Ensemble-Sensitivity Analysis-Based Observation Targeting Experiments for Mesoscale Convection Forecasts and Factors Influencing Observation-Impact Prediction

A variety of observation targeting methods exist (e.g­., adjoint sensitivity, singular vectors, ensemble transform) to estimate the observation types and locations that, when assimilated, would improve a specific forecast. These methods have primarily been applied on synoptic scales for lead times of 24 hours or greater using airborne platforms and dropwindsondes. In this study, the authors test the ensemble-based sensitivity analysis (ESA) targeting methodology for forecasts of severe convection along drylines in the southern Plains using observing system simulation experiments (OSSEs). ESA is a computationally inexpensive technique that relates changes in forecast variables to changes in an initial state through linear regression. Forecast changes from targeted observations may be estimated by comparing control forecasts with those that assimilate the targeted observations. However, even with sophisticated objective targeting algorithms and data assimilation filters that properly spread observational information, positive forecast impacts are not always realized for mesoscale convection forecasts (Romine et al. 2016). This problem warrants further investigation into what factors play a role in accurate prediction of impacts as well as the realized impacts after assimilation of targeted observations. Our primary goals in this study are to ascertain: (1) If targeted observations hold more positive impact over non-targeted (i.e. randomly chosen) observations; (2) If there are lead-time constraints to targeting for convection; (3) How inflation, localization, and the assimilation filter influence prediction and realized results; (4) If there exist differences between targeted observations at the surface versus aloft; and (5) how physics errors and nonlinearity may augment observation impacts. By answering these questions, we can determine the quantitative impact observations may have and whether enhanced predictability may be gained through targeted observing for mesoscale convection forecasts in spite of the linear assumptions underpinning ESA.

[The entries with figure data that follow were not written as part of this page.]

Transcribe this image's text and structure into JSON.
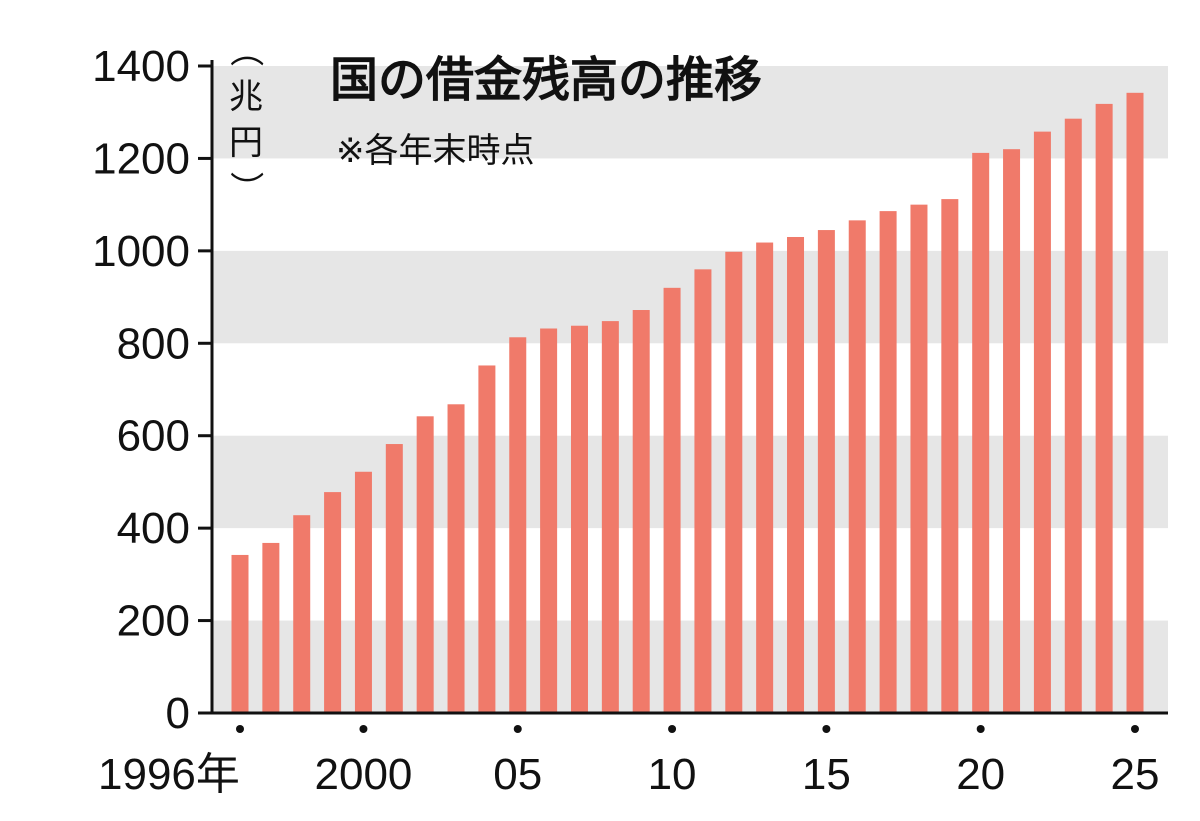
{
  "chart_data": {
    "type": "bar",
    "title": "国の借金残高の推移",
    "subtitle": "※各年末時点",
    "ylabel": "（兆円）",
    "ylim": [
      0,
      1400
    ],
    "yticks": [
      0,
      200,
      400,
      600,
      800,
      1000,
      1200,
      1400
    ],
    "ytick_labels": [
      "0",
      "200",
      "400",
      "600",
      "800",
      "1000",
      "1200",
      "1400"
    ],
    "categories": [
      "1996年",
      "97",
      "98",
      "99",
      "2000",
      "01",
      "02",
      "03",
      "04",
      "05",
      "06",
      "07",
      "08",
      "09",
      "10",
      "11",
      "12",
      "13",
      "14",
      "15",
      "16",
      "17",
      "18",
      "19",
      "20",
      "21",
      "22",
      "23",
      "24",
      "25"
    ],
    "xtick_labels": [
      {
        "index": 0,
        "label": "1996年"
      },
      {
        "index": 4,
        "label": "2000"
      },
      {
        "index": 9,
        "label": "05"
      },
      {
        "index": 14,
        "label": "10"
      },
      {
        "index": 19,
        "label": "15"
      },
      {
        "index": 24,
        "label": "20"
      },
      {
        "index": 29,
        "label": "25"
      }
    ],
    "values": [
      342,
      368,
      428,
      478,
      522,
      582,
      642,
      668,
      752,
      813,
      832,
      838,
      848,
      872,
      920,
      960,
      998,
      1018,
      1030,
      1045,
      1066,
      1086,
      1100,
      1112,
      1212,
      1220,
      1258,
      1286,
      1318,
      1342
    ],
    "grid": "alternating horizontal bands",
    "colors": {
      "bar": "#f07a6a",
      "band": "#e6e6e6",
      "axis": "#111111"
    }
  }
}
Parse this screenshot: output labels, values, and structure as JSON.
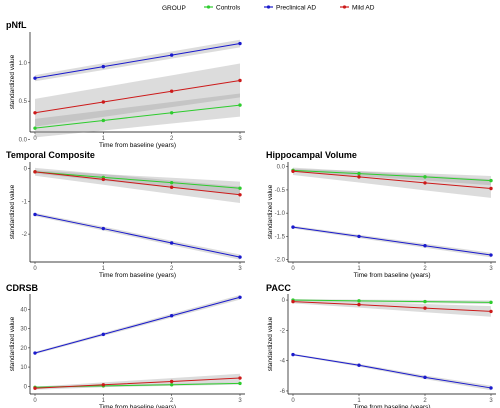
{
  "legend": {
    "title": "GROUP",
    "items": [
      {
        "label": "Controls",
        "color": "#2ecc2e"
      },
      {
        "label": "Preclinical AD",
        "color": "#1a1acc"
      },
      {
        "label": "Mild AD",
        "color": "#cc1a1a"
      }
    ],
    "placement": "top"
  },
  "chart_data": [
    {
      "type": "line",
      "title": "pNfL",
      "xlabel": "Time from baseline (years)",
      "ylabel": "standardized value",
      "x": [
        0,
        1,
        2,
        3
      ],
      "xlim": [
        0,
        3
      ],
      "ylim": [
        0.1,
        1.4
      ],
      "yticks": [
        0.0,
        0.5,
        1.0
      ],
      "ytick_labels": [
        "0.0",
        "0.5",
        "1.0"
      ],
      "series": [
        {
          "name": "Controls",
          "color": "#2ecc2e",
          "values": [
            0.15,
            0.25,
            0.35,
            0.45
          ],
          "ci": [
            0.12,
            0.15
          ]
        },
        {
          "name": "Preclinical AD",
          "color": "#1a1acc",
          "values": [
            0.8,
            0.95,
            1.1,
            1.25
          ],
          "ci": [
            0.04,
            0.05
          ]
        },
        {
          "name": "Mild AD",
          "color": "#cc1a1a",
          "values": [
            0.35,
            0.49,
            0.63,
            0.77
          ],
          "ci": [
            0.18,
            0.22
          ]
        }
      ]
    },
    {
      "type": "line",
      "title": "Temporal Composite",
      "xlabel": "Time from baseline (years)",
      "ylabel": "standardized value",
      "x": [
        0,
        1,
        2,
        3
      ],
      "xlim": [
        0,
        3
      ],
      "ylim": [
        -2.85,
        0.2
      ],
      "yticks": [
        0,
        -1,
        -2
      ],
      "ytick_labels": [
        "0",
        "-1",
        "-2"
      ],
      "series": [
        {
          "name": "Controls",
          "color": "#2ecc2e",
          "values": [
            -0.1,
            -0.27,
            -0.43,
            -0.6
          ],
          "ci": [
            0.05,
            0.2
          ]
        },
        {
          "name": "Preclinical AD",
          "color": "#1a1acc",
          "values": [
            -1.4,
            -1.83,
            -2.27,
            -2.7
          ],
          "ci": [
            0.05,
            0.08
          ]
        },
        {
          "name": "Mild AD",
          "color": "#cc1a1a",
          "values": [
            -0.1,
            -0.33,
            -0.57,
            -0.8
          ],
          "ci": [
            0.12,
            0.25
          ]
        }
      ]
    },
    {
      "type": "line",
      "title": "Hippocampal Volume",
      "xlabel": "Time from baseline (years)",
      "ylabel": "standardized value",
      "x": [
        0,
        1,
        2,
        3
      ],
      "xlim": [
        0,
        3
      ],
      "ylim": [
        -2.05,
        0.1
      ],
      "yticks": [
        0.0,
        -0.5,
        -1.0,
        -1.5,
        -2.0
      ],
      "ytick_labels": [
        "0.0",
        "-0.5",
        "-1.0",
        "-1.5",
        "-2.0"
      ],
      "series": [
        {
          "name": "Controls",
          "color": "#2ecc2e",
          "values": [
            -0.08,
            -0.15,
            -0.22,
            -0.3
          ],
          "ci": [
            0.03,
            0.1
          ]
        },
        {
          "name": "Preclinical AD",
          "color": "#1a1acc",
          "values": [
            -1.3,
            -1.5,
            -1.7,
            -1.9
          ],
          "ci": [
            0.03,
            0.05
          ]
        },
        {
          "name": "Mild AD",
          "color": "#cc1a1a",
          "values": [
            -0.1,
            -0.22,
            -0.35,
            -0.47
          ],
          "ci": [
            0.08,
            0.2
          ]
        }
      ]
    },
    {
      "type": "line",
      "title": "CDRSB",
      "xlabel": "Time from baseline (years)",
      "ylabel": "standardized value",
      "x": [
        0,
        1,
        2,
        3
      ],
      "xlim": [
        0,
        3
      ],
      "ylim": [
        -4,
        48
      ],
      "yticks": [
        0,
        10,
        20,
        30,
        40
      ],
      "ytick_labels": [
        "0",
        "10",
        "20",
        "30",
        "40"
      ],
      "series": [
        {
          "name": "Controls",
          "color": "#2ecc2e",
          "values": [
            -0.5,
            0.2,
            0.8,
            1.5
          ],
          "ci": [
            0.5,
            0.6
          ]
        },
        {
          "name": "Preclinical AD",
          "color": "#1a1acc",
          "values": [
            17.3,
            27,
            36.7,
            46.3
          ],
          "ci": [
            0.6,
            1.2
          ]
        },
        {
          "name": "Mild AD",
          "color": "#cc1a1a",
          "values": [
            -1,
            0.8,
            2.5,
            4.3
          ],
          "ci": [
            0.8,
            2.2
          ]
        }
      ]
    },
    {
      "type": "line",
      "title": "PACC",
      "xlabel": "Time from baseline (years)",
      "ylabel": "standardized value",
      "x": [
        0,
        1,
        2,
        3
      ],
      "xlim": [
        0,
        3
      ],
      "ylim": [
        -6.2,
        0.4
      ],
      "yticks": [
        0,
        -2,
        -4,
        -6
      ],
      "ytick_labels": [
        "0",
        "-2",
        "-4",
        "-6"
      ],
      "series": [
        {
          "name": "Controls",
          "color": "#2ecc2e",
          "values": [
            0,
            -0.05,
            -0.1,
            -0.15
          ],
          "ci": [
            0.06,
            0.12
          ]
        },
        {
          "name": "Preclinical AD",
          "color": "#1a1acc",
          "values": [
            -3.6,
            -4.3,
            -5.1,
            -5.8
          ],
          "ci": [
            0.06,
            0.15
          ]
        },
        {
          "name": "Mild AD",
          "color": "#cc1a1a",
          "values": [
            -0.1,
            -0.3,
            -0.53,
            -0.75
          ],
          "ci": [
            0.12,
            0.35
          ]
        }
      ]
    }
  ]
}
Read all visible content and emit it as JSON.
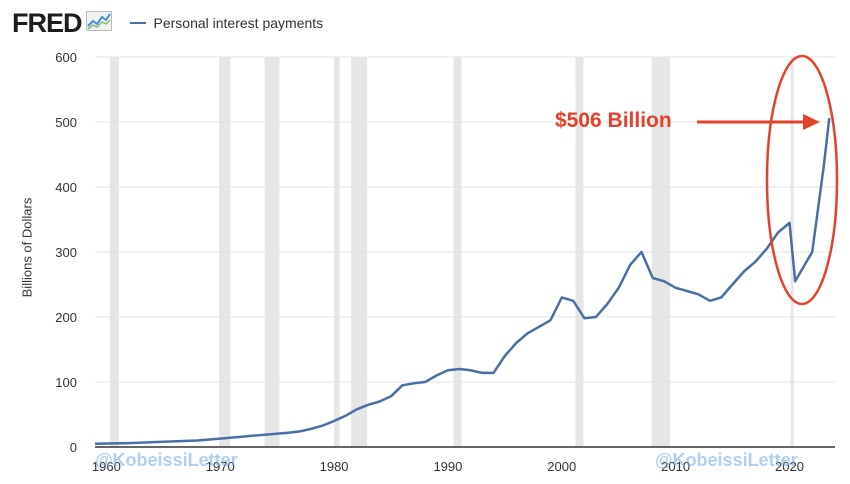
{
  "header": {
    "logo_text": "FRED",
    "logo_icon": "line-chart-icon",
    "legend_label": "Personal interest payments",
    "legend_color": "#4a6fa5"
  },
  "annotation": {
    "text": "$506 Billion",
    "color": "#e5412d"
  },
  "watermark": {
    "left_text": "@KobeissiLetter",
    "right_text": "@KobeissiLetter"
  },
  "chart_data": {
    "type": "line",
    "title": "",
    "xlabel": "",
    "ylabel": "Billions of Dollars",
    "xlim": [
      1959,
      2024
    ],
    "ylim": [
      0,
      600
    ],
    "x_ticks": [
      1960,
      1970,
      1980,
      1990,
      2000,
      2010,
      2020
    ],
    "y_ticks": [
      0,
      100,
      200,
      300,
      400,
      500,
      600
    ],
    "grid": "horizontal",
    "recessions": [
      [
        1960.3,
        1961.1
      ],
      [
        1969.9,
        1970.9
      ],
      [
        1973.9,
        1975.2
      ],
      [
        1980.0,
        1980.5
      ],
      [
        1981.5,
        1982.9
      ],
      [
        1990.5,
        1991.2
      ],
      [
        2001.2,
        2001.9
      ],
      [
        2007.9,
        2009.5
      ],
      [
        2020.1,
        2020.3
      ]
    ],
    "series": [
      {
        "name": "Personal interest payments",
        "color": "#4a6fa5",
        "x": [
          1959,
          1962,
          1965,
          1968,
          1970,
          1972,
          1974,
          1976,
          1977,
          1978,
          1979,
          1980,
          1981,
          1982,
          1983,
          1984,
          1985,
          1986,
          1987,
          1988,
          1989,
          1990,
          1991,
          1992,
          1993,
          1994,
          1995,
          1996,
          1997,
          1998,
          1999,
          2000,
          2001,
          2002,
          2003,
          2004,
          2005,
          2006,
          2007,
          2008,
          2009,
          2010,
          2011,
          2012,
          2013,
          2014,
          2015,
          2016,
          2017,
          2018,
          2019,
          2020,
          2020.5,
          2021,
          2022,
          2023,
          2023.5
        ],
        "values": [
          5,
          6,
          8,
          10,
          13,
          16,
          19,
          22,
          24,
          28,
          33,
          40,
          48,
          58,
          65,
          70,
          78,
          95,
          98,
          100,
          110,
          118,
          120,
          118,
          114,
          114,
          140,
          160,
          175,
          185,
          195,
          230,
          225,
          198,
          200,
          220,
          245,
          280,
          300,
          260,
          255,
          245,
          240,
          235,
          225,
          230,
          250,
          270,
          285,
          305,
          330,
          345,
          255,
          270,
          300,
          430,
          506
        ]
      }
    ]
  }
}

Ten cases of dryline-initiated convection are simulated from 2011 to 2013 within a simplified OSSE framework. Ensemble simulations are produced from a cycling system that utilizes the Weather Research and Forecasting (WRF) model v3.8.1 within the Data Assimilation Research Testbed (DART). A one-way nested configuration with three domains at 27, 9, and 3-km grid spacing is setup using the ensemble adjustment Kalman filter data assimilation procedure. The ensemble is cycled for 48 hours prior to forecast initialization, with adaptive inflation and covariance localization utilized. A “truth” (nature) simulation is produced by supplying a 3-km WRF run with GFS analyses and integrating the model forward ~90 hours, from the beginning of ensemble initialization through the end of the forecast. Each nested domain extracts observations from the nature run, with random error from a normal distribution added, and assimilates the observations every six hours during cycling. Target locations for surface and radiosonde observations are computed 6, 12, and 18 hours into the forecast based on a chosen scalar forecast response metric (e.g., maximum reflectivity at convection initiation). A variety of experiments are designed to achieve the aforementioned goals and will be presented, along with their results, detailing the feasibility of targeting for mesoscale convection forecasts.